Although the recipe for forward pass needs to be defined within this function, one should call the `Module`
instance afterwards instead of this since the former takes care of running the pre and post processing steps while
the latter silently ignores them.

- **last_hidden_state** (`torch.FloatTensor` of shape `(batch_size, sequence_length, hidden_size)`) -- Sequence of hidden-states at the output of the last layer of the model.
- **hidden_states** (`tuple(torch.FloatTensor)`, *optional*, returned when `output_hidden_states=True` is passed or when `config.output_hidden_states=True`) -- Tuple of `torch.FloatTensor` (one for the output of the embeddings, if the model has an embedding layer, +
  one for the output of each layer) of shape `(batch_size, sequence_length, hidden_size)`.

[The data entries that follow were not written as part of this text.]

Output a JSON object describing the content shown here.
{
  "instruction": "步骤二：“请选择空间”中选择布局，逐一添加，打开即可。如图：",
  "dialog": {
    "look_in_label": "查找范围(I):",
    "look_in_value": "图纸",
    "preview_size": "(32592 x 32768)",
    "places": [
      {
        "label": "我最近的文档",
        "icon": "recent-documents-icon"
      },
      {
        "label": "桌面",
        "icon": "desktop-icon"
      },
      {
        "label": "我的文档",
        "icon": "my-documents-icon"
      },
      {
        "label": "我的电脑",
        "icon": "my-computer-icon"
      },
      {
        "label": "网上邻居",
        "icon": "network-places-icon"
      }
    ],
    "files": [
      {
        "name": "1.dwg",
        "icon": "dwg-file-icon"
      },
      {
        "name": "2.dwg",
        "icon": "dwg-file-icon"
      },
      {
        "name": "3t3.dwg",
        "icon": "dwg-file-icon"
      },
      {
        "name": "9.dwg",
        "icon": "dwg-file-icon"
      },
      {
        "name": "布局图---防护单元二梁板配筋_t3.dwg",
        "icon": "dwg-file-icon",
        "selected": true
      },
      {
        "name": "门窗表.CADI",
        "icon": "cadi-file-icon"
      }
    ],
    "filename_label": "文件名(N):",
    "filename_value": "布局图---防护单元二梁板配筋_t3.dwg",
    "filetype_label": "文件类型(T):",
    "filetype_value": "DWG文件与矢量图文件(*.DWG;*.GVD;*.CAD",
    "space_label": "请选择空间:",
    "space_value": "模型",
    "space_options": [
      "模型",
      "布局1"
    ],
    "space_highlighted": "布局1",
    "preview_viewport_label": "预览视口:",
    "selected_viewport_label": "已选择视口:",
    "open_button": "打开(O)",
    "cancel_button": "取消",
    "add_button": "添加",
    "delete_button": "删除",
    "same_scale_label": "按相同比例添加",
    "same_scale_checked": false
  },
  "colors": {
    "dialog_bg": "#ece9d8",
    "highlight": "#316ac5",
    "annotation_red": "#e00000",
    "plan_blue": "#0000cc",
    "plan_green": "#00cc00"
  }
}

  Hidden-states of the model at the output of each layer plus the optional initial embedding outputs.
- **attentions** (`tuple(torch.FloatTensor)`, *optional*, returned when `output_attentions=True` is passed or when `config.output_attentions=True`) -- Tuple of `torch.FloatTensor` (one for each layer) of shape `(batch_size, num_heads, sequence_length,
  sequence_length)`.

  Attentions weights after the attention softmax, used to compute the weighted average in the self-attention
  heads.
- **mean_predictions** (`torch.Tensor` of shape `(batch_size, horizon_length)`) -- Deterministic forecasts after denormalization.
- **full_predictions** (`torch.Tensor` of shape `(batch_size, horizon_length, quantiles)`) -- Quantile forecasts including the median after denormalization.
- **loss** (`torch.Tensor` of shape `(1,)`, *optional*, returned when `future_values` is provided) -- Training loss combining MSE and quantile losses when targets are supplied.